🤖 AI Summary
Autonomous driving systems exhibit insufficient robustness in rare, ambiguous, and out-of-distribution scenarios, whereas humans effectively reason using contextual cues and commonsense knowledge. Existing shared autonomy approaches operate primarily at the low-level trajectory arbitration layer, failing to preserve high-level driver intent. To address this, we propose the first semantic-level unified shared autonomy framework: it elevates arbitration to a vision-language model (VLM)-driven high-level intention representation space, integrating multimodal cues—including driver behavior and environmental perception—for joint human–machine intention inference and policy fusion. Experiments demonstrate 100% arbitration recall and high precision in simulation; 92% of participants rated its decisions as reasonable; and on the Bench2Drive benchmark, it significantly reduces collision rates compared to fully autonomous baselines. This work establishes a paradigm shift from trajectory-level to intention-level shared control, enabling more interpretable, robust, and human-aligned autonomous driving.
📝 Abstract
Autonomous driving systems remain brittle in rare, ambiguous, and out-of-distribution scenarios, where human driver succeed through contextual reasoning. Shared autonomy has emerged as a promising approach to mitigate such failures by incorporating human input when autonomy is uncertain. However, most existing methods restrict arbitration to low-level trajectories, which represent only geometric paths and therefore fail to preserve the underlying driving intent.

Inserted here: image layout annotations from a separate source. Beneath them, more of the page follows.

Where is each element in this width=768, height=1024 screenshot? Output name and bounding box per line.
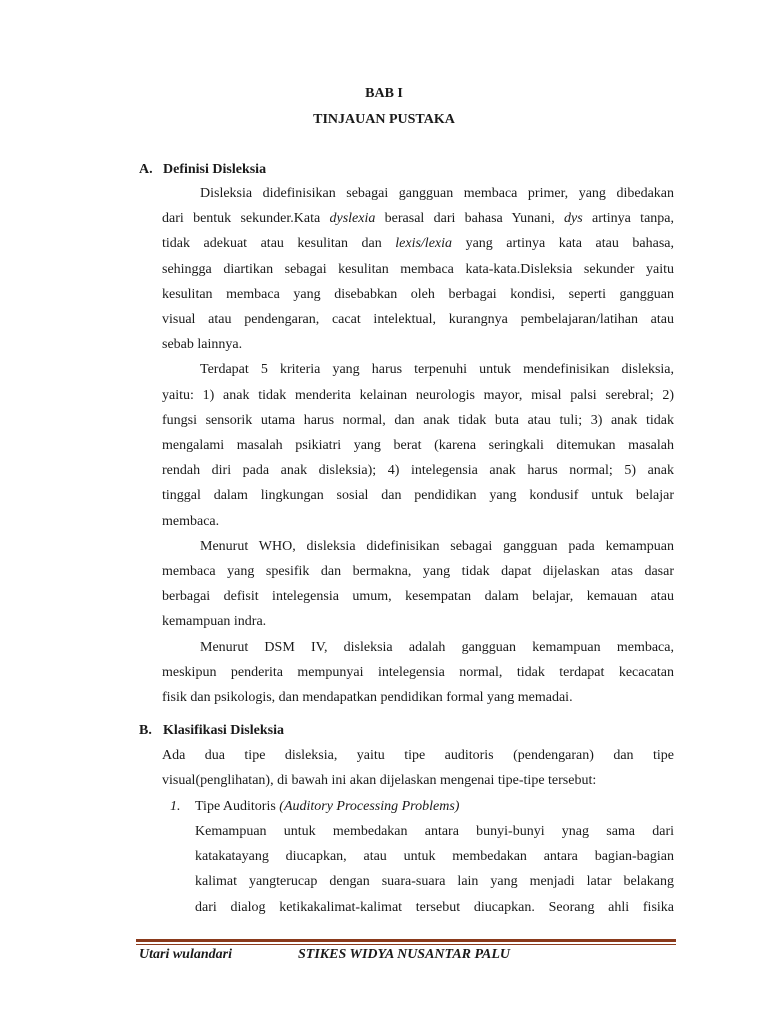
footer-rule-thin <box>136 944 676 945</box>
text-line <box>162 184 674 204</box>
text-run: Disleksia didefinisikan sebagai gangguan membaca primer, yang dibedakan <box>200 186 674 201</box>
text-line <box>195 822 674 842</box>
text-line <box>162 461 674 481</box>
italic-term: lexis/lexia <box>395 236 453 252</box>
text-line <box>162 612 674 632</box>
text-run: sebab lainnya. <box>162 337 243 353</box>
text-line <box>195 872 674 892</box>
footer-author: Utari wulandari <box>139 947 232 962</box>
section-b-heading <box>139 723 284 739</box>
text-line <box>162 512 674 532</box>
text-line <box>162 234 674 254</box>
text-line <box>162 663 674 683</box>
text-run: kesulitan membaca yang disebabkan oleh berbagai kondisi, seperti gangguan <box>162 286 674 302</box>
text-run: fungsi sensorik utama harus normal, dan anak tidak buta atau tuli; 3) anak tidak <box>162 412 674 428</box>
text-run: Kemampuan untuk membedakan antara bunyi-bunyi ynag sama dari <box>195 824 674 839</box>
text-run: artinya tanpa, <box>582 211 675 227</box>
text-run: visual(penglihatan), di bawah ini akan dijelaskan mengenai tipe-tipe tersebut: <box>162 773 597 789</box>
text-run: Menurut DSM IV, disleksia adalah gangguan kemampuan membaca, <box>200 639 674 655</box>
text-line <box>162 411 674 431</box>
list-item-italic: (Auditory Processing Problems) <box>279 799 460 814</box>
footer-institution: STIKES WIDYA NUSANTAR PALU <box>298 947 511 962</box>
text-run: yaitu: 1) anak tidak menderita kelainan neurologis mayor, misal palsi serebral; 2) <box>162 387 674 403</box>
text-run: dari bentuk sekunder.Kata <box>162 211 330 227</box>
text-run: membaca yang spesifik dan bermakna, yang tidak dapat dijelaskan atas dasar <box>162 564 674 579</box>
text-line <box>195 898 674 918</box>
text-line <box>162 587 674 607</box>
text-run: meskipun penderita mempunyai intelegensia normal, tidak terdapat kecacatan <box>162 664 674 680</box>
list-item-1 <box>170 799 459 815</box>
text-run: kalimat yangterucap dengan suara-suara lain yang menjadi latar belakang <box>195 874 674 890</box>
text-run: Ada dua tipe disleksia, yaitu tipe auditoris (pendengaran) dan tipe <box>162 748 674 763</box>
chapter-title: BAB I <box>365 86 403 101</box>
section-a-marker: A. <box>139 162 153 177</box>
text-line <box>162 537 674 557</box>
text-run: dari dialog ketikakalimat-kalimat tersebut diucapkan. Seorang ahli fisika <box>195 899 674 915</box>
text-line <box>162 285 674 305</box>
text-run: berbagai defisit intelegensia umum, kesempatan dalam belajar, kemauan atau <box>162 589 674 605</box>
text-run: Terdapat 5 kriteria yang harus terpenuhi untuk mendefinisikan disleksia, <box>200 362 674 378</box>
italic-term: dys <box>564 211 583 227</box>
footer-rule-thick <box>136 939 676 942</box>
text-run: berasal dari bahasa Yunani, <box>375 211 565 227</box>
list-item-number: 1. <box>170 799 181 814</box>
text-run: visual atau pendengaran, cacat intelektual, kurangnya pembelajaran/latihan atau <box>162 312 674 327</box>
text-run: katakatayang diucapkan, atau untuk membedakan antara bagian-bagian <box>195 849 674 865</box>
section-a-title: Definisi Disleksia <box>163 162 267 177</box>
text-run: fisik dan psikologis, dan mendapatkan pendidikan formal yang memadai. <box>162 690 573 705</box>
text-run: kemampuan indra. <box>162 614 267 630</box>
list-item-text: Tipe Auditoris <box>195 799 280 814</box>
italic-term: dyslexia <box>329 211 376 227</box>
text-run: mengalami masalah psikiatri yang berat (karena seringkali ditemukan masalah <box>162 438 674 453</box>
text-line <box>162 386 674 406</box>
text-run: yang artinya kata atau bahasa, <box>452 236 674 252</box>
text-run: tinggal dalam lingkungan sosial dan pendidikan yang kondusif untuk belajar <box>162 488 674 504</box>
text-line <box>162 260 674 280</box>
text-run: sehingga diartikan sebagai kesulitan membaca kata-kata.Disleksia sekunder yaitu <box>162 261 674 277</box>
text-line <box>162 746 674 766</box>
chapter-subtitle: TINJAUAN PUSTAKA <box>313 112 455 127</box>
text-line <box>195 847 674 867</box>
text-run: Menurut WHO, disleksia didefinisikan sebagai gangguan pada kemampuan <box>200 538 674 554</box>
text-run: membaca. <box>162 513 220 529</box>
section-a-heading <box>139 162 266 178</box>
section-b-marker: B. <box>139 723 152 738</box>
text-run: tidak adekuat atau kesulitan dan <box>162 236 396 252</box>
text-run: rendah diri pada anak disleksia); 4) intelegensia anak harus normal; 5) anak <box>162 463 674 479</box>
text-line <box>162 335 674 355</box>
text-line <box>162 360 674 380</box>
text-line <box>162 436 674 456</box>
text-line <box>162 771 674 791</box>
text-line <box>162 562 674 582</box>
text-line <box>162 486 674 506</box>
text-line <box>162 688 674 708</box>
text-line <box>162 310 674 330</box>
section-b-title: Klasifikasi Disleksia <box>163 723 284 738</box>
text-line <box>162 209 674 229</box>
text-line <box>162 638 674 658</box>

We propose a unified shared autonomy framework that integrates human input and autonomous planners at a higher level of abstraction. Our method leverages Vision Language Models (VLMs) to infer driver intent from multi-modal cues -- such as driver actions and environmental context -- and to synthesize coherent strategies that mediate between human and autonomous control. We first study the framework in a mock-human setting, where it achieves perfect recall alongside high accuracy and precision. A human-subject survey further shows strong alignment, with participants agreeing with arbitration outcomes in 92% of cases. Finally, evaluation on the Bench2Drive benchmark demonstrates a substantial reduction in collision rate and improvement in overall performance compared to pure autonomy. Arbitration at the level of semantic, language-based representations emerges as a design principle for shared autonomy, enabling systems to exercise common-sense reasoning and maintain continuity with human intent.